Ob im Streitfall eine Verhandlungsgebühr zuzubilligen ist oder nicht, bestimmt sich nach § 117 Abs. 2 BRAGebO, wonach in Verfahren vor Gerichten der Finanzgerichtsbarkeit der Rechtsanwalt, wenn ohne mündliche Verhandlung entschieden worden ist, die gleichen Gebühren erhält wie in einem Verfahren mit mündlicher Verhandlung, hängt also davon ab, ob eine Entscheidung im Sinne des § 117 Abs. 2 BRAGebO ergangen ist. Der Bf. glaubt diese Frage unter Hinweis auf das Urteil des Bundesfinanzhofs II 186/55 S vom 6. Februar 1957 (BStBl 1957 III S. 118, Slg. Bd. 64 S. 312), in dem ausgesprochen ist, daß der Abhilfebescheid nach § 94 AO eine einer gerichtlichen Entscheidung des Finanzgerichts gleichzusetzende Maßnahme ist, bejahen zu sollen. Diese noch zu der mit Ablauf des 30. September 1957 außer Kraft getretenen Gebührenordnung für Rechtsanwälte (RAGebO) vom 7. Juli 1879 ergangene Rechtsprechung des seinerzeit für Kostenfragen zuständigen II. Senats kann nach Auffassung des erkennenden, nunmehr für diese Fragen zuständigen Senats für das neue Recht keine Geltung mehr haben. Denn bei der eindeutigen Trennung des Verwaltungsverfahrens (§§ 118, 119 BRAGebO) von dem gerichtlichen Verfahren (§§ 114, 117 BRAGebO) in der am 1. Oktober 1957 in Kraft getretenen BRAGebO kann unter Entscheidung im Sinne des § 117 Abs. 2 BRAGebO nur eine Entscheidung des Gerichts verstanden werden; es besteht keine Möglichkeit mehr für die Gleichsetzung des verwaltungsmäßigen Abhilfebescheids nach § 94 AO mit einer gerichtlichen Entscheidung (vgl. hierzu Fließbach in Steuer und Wirtschaft, 1958, Spalten 457 ff.; Klempt-Meyer, Rechtsmittelverfahren und Rechtsmittelkosten in Steuerstreitsachen, 2. Aufl., S. 184; Boeker, Kostenerstattung im steuerlichen Rechtsmittelverfahren, 1957, S. 54; Riedel-Sußbauer, Bundesgebührenordnung für Rechtsanwälte, 1957, § 114 Anm. 8; Gerold, Bundesgebührenordnung für Rechtsanwälte, 2. Aufl., § 117 Anm. 3).

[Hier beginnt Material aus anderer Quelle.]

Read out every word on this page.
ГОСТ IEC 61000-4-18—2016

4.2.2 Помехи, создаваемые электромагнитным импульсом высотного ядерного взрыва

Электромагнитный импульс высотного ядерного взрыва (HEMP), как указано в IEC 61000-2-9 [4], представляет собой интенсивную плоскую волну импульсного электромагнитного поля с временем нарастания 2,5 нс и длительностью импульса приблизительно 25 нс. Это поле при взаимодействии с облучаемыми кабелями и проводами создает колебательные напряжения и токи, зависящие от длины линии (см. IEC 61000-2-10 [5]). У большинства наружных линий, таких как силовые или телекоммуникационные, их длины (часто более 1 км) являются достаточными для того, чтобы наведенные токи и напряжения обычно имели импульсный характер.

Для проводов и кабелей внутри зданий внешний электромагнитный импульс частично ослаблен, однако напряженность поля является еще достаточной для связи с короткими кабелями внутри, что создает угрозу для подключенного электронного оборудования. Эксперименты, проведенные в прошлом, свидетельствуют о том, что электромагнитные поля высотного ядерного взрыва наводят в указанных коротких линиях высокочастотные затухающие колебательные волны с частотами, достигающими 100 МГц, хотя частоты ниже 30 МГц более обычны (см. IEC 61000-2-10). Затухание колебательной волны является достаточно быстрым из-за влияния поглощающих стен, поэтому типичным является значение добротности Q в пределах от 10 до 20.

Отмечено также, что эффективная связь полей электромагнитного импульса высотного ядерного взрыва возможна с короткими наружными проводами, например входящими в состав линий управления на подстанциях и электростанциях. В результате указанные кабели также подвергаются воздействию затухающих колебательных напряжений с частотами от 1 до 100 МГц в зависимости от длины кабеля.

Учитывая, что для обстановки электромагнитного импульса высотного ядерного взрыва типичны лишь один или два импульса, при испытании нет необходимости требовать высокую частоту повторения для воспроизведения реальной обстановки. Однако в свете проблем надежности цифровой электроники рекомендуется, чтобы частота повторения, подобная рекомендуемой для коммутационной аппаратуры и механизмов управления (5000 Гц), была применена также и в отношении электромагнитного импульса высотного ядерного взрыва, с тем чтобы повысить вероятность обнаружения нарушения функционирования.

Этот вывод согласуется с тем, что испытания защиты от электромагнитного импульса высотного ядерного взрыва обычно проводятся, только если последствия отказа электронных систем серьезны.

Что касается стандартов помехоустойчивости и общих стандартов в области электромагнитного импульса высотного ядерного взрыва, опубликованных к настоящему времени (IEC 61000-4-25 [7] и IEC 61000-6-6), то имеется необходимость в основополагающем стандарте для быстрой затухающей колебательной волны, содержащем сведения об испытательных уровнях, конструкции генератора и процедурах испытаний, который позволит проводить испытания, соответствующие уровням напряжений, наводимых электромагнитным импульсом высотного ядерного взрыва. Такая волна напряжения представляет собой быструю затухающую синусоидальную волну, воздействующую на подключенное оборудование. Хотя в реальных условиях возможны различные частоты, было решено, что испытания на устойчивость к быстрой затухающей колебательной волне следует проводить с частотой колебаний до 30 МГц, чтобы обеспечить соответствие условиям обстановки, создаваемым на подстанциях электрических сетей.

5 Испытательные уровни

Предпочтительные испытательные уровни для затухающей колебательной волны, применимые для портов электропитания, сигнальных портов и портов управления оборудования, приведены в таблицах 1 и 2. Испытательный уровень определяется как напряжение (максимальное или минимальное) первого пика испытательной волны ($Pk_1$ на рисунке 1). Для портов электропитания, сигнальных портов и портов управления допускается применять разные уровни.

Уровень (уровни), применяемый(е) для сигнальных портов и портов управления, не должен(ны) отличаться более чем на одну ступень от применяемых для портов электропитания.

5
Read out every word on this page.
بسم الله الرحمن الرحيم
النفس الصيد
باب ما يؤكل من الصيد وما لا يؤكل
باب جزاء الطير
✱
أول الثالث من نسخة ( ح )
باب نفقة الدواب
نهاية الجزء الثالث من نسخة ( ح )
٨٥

Wie Fließbach, a.a.O., zutreffend ausführt, stellte die Zubilligung der Verhandlungsgebühr in den Fällen des § 94 AO gewissermaßen einen Ausgleich für die Versagung der Vergleichsgebühr dar, für den nach Einführung der Erledigungsgebühr (§ 24 BRA-GebO), die bei Abhilfebescheiden nach § 94 AO in Betracht kommt, kein sachliches Bedürfnis mehr besteht.
7
Zu prüfen bleibt noch die Frage, ob eine Entscheidung des Gerichts im Sinne des § 117 Abs. 2 BRAGebO vorliegt, wenn, wie es im Streitfalle geschehen ist, der Kammervorsitzende unter Hinweis auf die Sach- oder Rechtslage dem Finanzamt die Akten mit dem Anheimgeben zurückgibt, der Berufung nach § 94 AO abzuhelfen. Riedel-Sußbauer, a.a.O., § 114 Anm. 8, und Thier, Die anwaltlichen Gebühren in Steuer- und Zollsachen, 3. Aufl., S. 169, bejahen dies unter Bezugnahme auf die Urteile des Finanzgerichts Karlsruhe vom 22. März 1956 ("Entscheidungen der Finanzgerichte" 1956 Nr. 264) und des Finanzgerichts Rheinland-Pfalz vom 5. Juli 1956 ("Entscheidungen der Finanzgerichte" 1956 Nr. 337). Nach Auffassung des Senats ist die Frage zu verneinen. Die genannten Urteile sind noch zu der außer Kraft getretenen RAGebO ergangen und suchten, ebenso wie das später ergangene oben erwähnte Urteil des Bundesfinanzhofs vom 6. Februar 1957 nach einem Wege, um dem Steuerpflichtigen die Erstattung der Verhandlungsgebühr zukommen zu lassen, da sie nach der Rechtsprechung des Bundesfinanzhofs gehindert waren, die Vergleichsgebühr zuzubilligen. Alle diese Erwägungen sind nach Einführung der Erledigungsgebühr (§ 24 BRAGebO) überholt. Wenn der Kammervorsitzende des Finanzgerichts dem Finanzamt die Akten mit dem Anheimgeben zurückgibt, der Berufung nach § 94 AO abzuhelfen, so gibt das Gericht eine Anregung, eine Empfehlung, aber es entscheidet nicht. Das Finanzamt ist nicht verpflichtet, dieser Anregung zu folgen. Ob es das tun will oder nicht, ist allein seiner Entscheidung überlassen (so auch Lauterbach, Kostengesetze, 14. Aufl., BRAGebO § 117 Anm. 3 A, und Entscheidung des Finanzgerichts Nürnberg vom 29. April 1960, "Entscheidungen der Finanzgerichte" 1961 Nr. 43).
8
Nach alledem ist der Senat der Auffassung, daß im Streitfalle die Erstattung der Verhandlungsgebühr zu Recht abgelehnt worden ist.